Say we always read from r nodes and write to w nodes in a n node system then as long as the following inequality holds the writes to the system will be durable and the read from the system will return the latest value:

R + W > N

For our three node system, where N=3 we can choose R=1 and W=3. With these values we'll write to all the nodes in the system and if any of the nodes is down then the write request will fail. Reading from any of the nodes in the system will naturally return the latest value since the write was recorded at all the nodes. As a corollary of the above inequality we can further say:

  1. If R < N then we can still process reads if a single node is down. We can tolerate a higher number of nodes being offline for higher values of N.
  2. If W < N then we can still process writes if a single node is down. We can tolerate a higher number of nodes being offline for higher values of N.
  3. A system with N nodes can tolerate N/2 rounded down node failures.

Generally, N is set to an odd number but N can also be even. For instance, if N=4, then one configuration that can work is R=3 and W=2 to make R+W (3+2=5) greater than N=4. We can reason that if a write is recorded to two nodes and both of them go offline then any read request will fail since the read request must be responded to by at least three nodes. Reading and writing in this manner is called as quorum reads and quorum writes respectively. The reads and writes are generally sent to all the nodes but the R and W values determine how many nodes do we wait to receive response from before considering the write or the read as successful. Reads will fail when fewer than R nodes are available and writes will fail when fewer than W nodes are available.
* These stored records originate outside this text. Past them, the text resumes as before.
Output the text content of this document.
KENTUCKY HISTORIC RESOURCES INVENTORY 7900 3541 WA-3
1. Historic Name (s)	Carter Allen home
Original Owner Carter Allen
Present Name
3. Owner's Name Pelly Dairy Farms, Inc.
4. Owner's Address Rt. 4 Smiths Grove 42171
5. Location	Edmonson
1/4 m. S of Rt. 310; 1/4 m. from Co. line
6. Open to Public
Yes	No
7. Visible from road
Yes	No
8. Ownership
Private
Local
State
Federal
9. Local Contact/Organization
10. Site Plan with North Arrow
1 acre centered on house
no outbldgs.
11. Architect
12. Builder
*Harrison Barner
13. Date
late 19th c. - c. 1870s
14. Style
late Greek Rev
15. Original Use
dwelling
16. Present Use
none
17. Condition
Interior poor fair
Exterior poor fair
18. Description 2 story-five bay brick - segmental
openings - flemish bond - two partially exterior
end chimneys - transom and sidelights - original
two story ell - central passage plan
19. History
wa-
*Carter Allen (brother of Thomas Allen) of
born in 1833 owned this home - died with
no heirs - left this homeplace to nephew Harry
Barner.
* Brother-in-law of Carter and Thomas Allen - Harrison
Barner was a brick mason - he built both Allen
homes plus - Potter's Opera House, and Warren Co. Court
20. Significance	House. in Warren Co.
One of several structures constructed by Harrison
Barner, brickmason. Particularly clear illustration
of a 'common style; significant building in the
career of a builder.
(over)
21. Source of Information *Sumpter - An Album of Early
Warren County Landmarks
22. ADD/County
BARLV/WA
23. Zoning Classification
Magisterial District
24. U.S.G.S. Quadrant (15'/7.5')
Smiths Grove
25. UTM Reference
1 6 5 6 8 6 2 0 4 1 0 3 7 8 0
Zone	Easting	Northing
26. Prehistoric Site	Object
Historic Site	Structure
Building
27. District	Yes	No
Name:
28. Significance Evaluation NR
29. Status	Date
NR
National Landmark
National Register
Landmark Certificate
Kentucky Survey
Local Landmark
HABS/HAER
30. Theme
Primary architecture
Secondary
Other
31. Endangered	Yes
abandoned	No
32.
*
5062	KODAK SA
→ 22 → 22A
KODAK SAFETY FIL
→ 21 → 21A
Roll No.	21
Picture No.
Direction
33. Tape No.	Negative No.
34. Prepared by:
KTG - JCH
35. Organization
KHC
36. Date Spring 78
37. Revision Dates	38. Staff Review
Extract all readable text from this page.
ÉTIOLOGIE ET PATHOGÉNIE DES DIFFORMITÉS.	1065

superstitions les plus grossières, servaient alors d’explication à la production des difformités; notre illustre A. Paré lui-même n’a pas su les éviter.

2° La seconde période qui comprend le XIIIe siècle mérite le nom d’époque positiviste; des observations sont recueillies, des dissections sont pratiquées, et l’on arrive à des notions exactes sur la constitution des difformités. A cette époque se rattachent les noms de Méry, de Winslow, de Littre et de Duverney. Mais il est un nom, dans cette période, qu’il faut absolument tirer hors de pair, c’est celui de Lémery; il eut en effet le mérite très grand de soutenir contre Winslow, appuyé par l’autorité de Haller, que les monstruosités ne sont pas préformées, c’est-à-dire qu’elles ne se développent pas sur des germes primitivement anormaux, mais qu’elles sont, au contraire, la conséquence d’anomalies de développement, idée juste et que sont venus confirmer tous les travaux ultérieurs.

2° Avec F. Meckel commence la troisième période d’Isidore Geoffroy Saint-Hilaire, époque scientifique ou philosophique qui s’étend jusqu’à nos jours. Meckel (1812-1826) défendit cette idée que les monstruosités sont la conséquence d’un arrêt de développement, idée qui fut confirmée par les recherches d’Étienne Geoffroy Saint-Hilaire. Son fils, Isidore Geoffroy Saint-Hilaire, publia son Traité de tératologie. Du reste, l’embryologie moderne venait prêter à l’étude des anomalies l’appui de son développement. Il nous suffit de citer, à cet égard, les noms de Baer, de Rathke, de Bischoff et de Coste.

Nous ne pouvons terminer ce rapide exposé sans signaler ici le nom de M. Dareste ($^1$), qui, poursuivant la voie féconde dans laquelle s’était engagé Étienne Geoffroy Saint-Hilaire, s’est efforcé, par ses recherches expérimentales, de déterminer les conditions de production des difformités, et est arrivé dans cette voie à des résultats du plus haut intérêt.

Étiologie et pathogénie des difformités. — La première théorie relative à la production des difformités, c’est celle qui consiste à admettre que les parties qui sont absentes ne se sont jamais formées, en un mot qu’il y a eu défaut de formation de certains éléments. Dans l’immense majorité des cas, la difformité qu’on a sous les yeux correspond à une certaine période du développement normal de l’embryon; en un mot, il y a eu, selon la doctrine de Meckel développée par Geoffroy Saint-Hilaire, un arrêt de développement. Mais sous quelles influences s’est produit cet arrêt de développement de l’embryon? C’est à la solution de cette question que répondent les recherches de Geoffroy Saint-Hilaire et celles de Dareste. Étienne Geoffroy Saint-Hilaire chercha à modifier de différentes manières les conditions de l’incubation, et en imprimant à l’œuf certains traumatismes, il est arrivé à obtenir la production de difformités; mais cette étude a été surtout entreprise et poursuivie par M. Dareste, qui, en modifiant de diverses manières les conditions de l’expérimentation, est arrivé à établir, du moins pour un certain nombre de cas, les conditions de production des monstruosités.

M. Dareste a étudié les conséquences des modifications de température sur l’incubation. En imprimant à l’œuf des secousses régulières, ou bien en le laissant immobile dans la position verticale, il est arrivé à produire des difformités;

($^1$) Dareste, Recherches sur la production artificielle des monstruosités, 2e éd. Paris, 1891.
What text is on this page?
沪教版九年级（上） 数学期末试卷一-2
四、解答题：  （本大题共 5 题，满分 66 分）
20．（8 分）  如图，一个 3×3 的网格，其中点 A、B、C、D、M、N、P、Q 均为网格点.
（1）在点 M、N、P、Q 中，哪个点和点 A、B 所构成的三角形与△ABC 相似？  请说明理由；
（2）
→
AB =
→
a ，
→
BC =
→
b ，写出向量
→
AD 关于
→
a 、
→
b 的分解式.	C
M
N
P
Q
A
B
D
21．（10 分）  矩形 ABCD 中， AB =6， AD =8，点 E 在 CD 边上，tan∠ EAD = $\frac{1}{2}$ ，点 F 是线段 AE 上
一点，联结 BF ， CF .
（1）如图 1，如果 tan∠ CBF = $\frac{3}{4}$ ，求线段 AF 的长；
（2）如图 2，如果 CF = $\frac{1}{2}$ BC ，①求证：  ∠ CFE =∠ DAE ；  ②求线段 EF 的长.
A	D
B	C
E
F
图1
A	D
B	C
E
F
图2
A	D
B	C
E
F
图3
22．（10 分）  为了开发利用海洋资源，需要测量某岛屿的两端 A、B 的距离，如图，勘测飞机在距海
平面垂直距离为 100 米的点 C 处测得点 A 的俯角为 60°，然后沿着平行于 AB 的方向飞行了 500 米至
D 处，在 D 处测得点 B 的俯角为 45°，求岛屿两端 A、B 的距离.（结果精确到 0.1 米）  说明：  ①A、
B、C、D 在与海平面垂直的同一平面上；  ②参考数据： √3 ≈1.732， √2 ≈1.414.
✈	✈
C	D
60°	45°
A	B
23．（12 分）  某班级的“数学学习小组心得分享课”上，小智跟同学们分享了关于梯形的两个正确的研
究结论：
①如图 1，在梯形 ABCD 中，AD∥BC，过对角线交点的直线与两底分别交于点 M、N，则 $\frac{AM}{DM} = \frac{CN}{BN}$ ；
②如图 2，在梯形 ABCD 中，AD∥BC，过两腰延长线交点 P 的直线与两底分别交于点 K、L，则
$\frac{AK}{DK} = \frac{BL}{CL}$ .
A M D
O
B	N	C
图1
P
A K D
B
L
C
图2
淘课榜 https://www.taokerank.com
It is interesting to consider what happens if we flip the inequality as follows:

R + W <= N

In the above scenario, the system’s availability improves since now the reads and writes can go through even if N/2 (rounded down) nodes are offline. However, consequently, the probability of stale reads also goes up.

Caveats with quorum reads and writes

It might seem that using quorum reads and writes guarantees the latest data from a system, however, that may not hold true in a few edge cases depending on the implementation details of the system. Some of these cases are discussed below:

  • When two writes are received at the same time, i.e. concurrently, it can’t be said which write occurs first and a conflict occurs. In this situation the implementation may decide to merge the two writes or use some other conflict resolution algorithm.
  • Consider the three node system we discussed earlier. Suppose a write fails for two nodes but is successful for the third one. The node that successfully recorded the write can roll-back the update or return the updated value depending on the implementation, even though the quorum write has failed in this case.
  • When a write and a read happen at the same time, i.e. concurrently, the write may not get a chance to be replicated on other nodes in the system. This may cause the read to return either the old or the new value depending on which replicas respond to the read request.
  • The quorum write condition can be violated when a previously failed replica with latest data comes back up oline and restores its state from a replica with stale data.

In practice, systems using leaderless replication such as Dynamo, advertise eventual consistency and don’t guarantee that reads return the latest values. Generally, with quorum reads and writes the read guarantees discussed previously such as reading one’s writes, monotonic reads and consistent prefix reads aren’t promised. Stronger guarantees require transactions or consensus, as we shall learn later.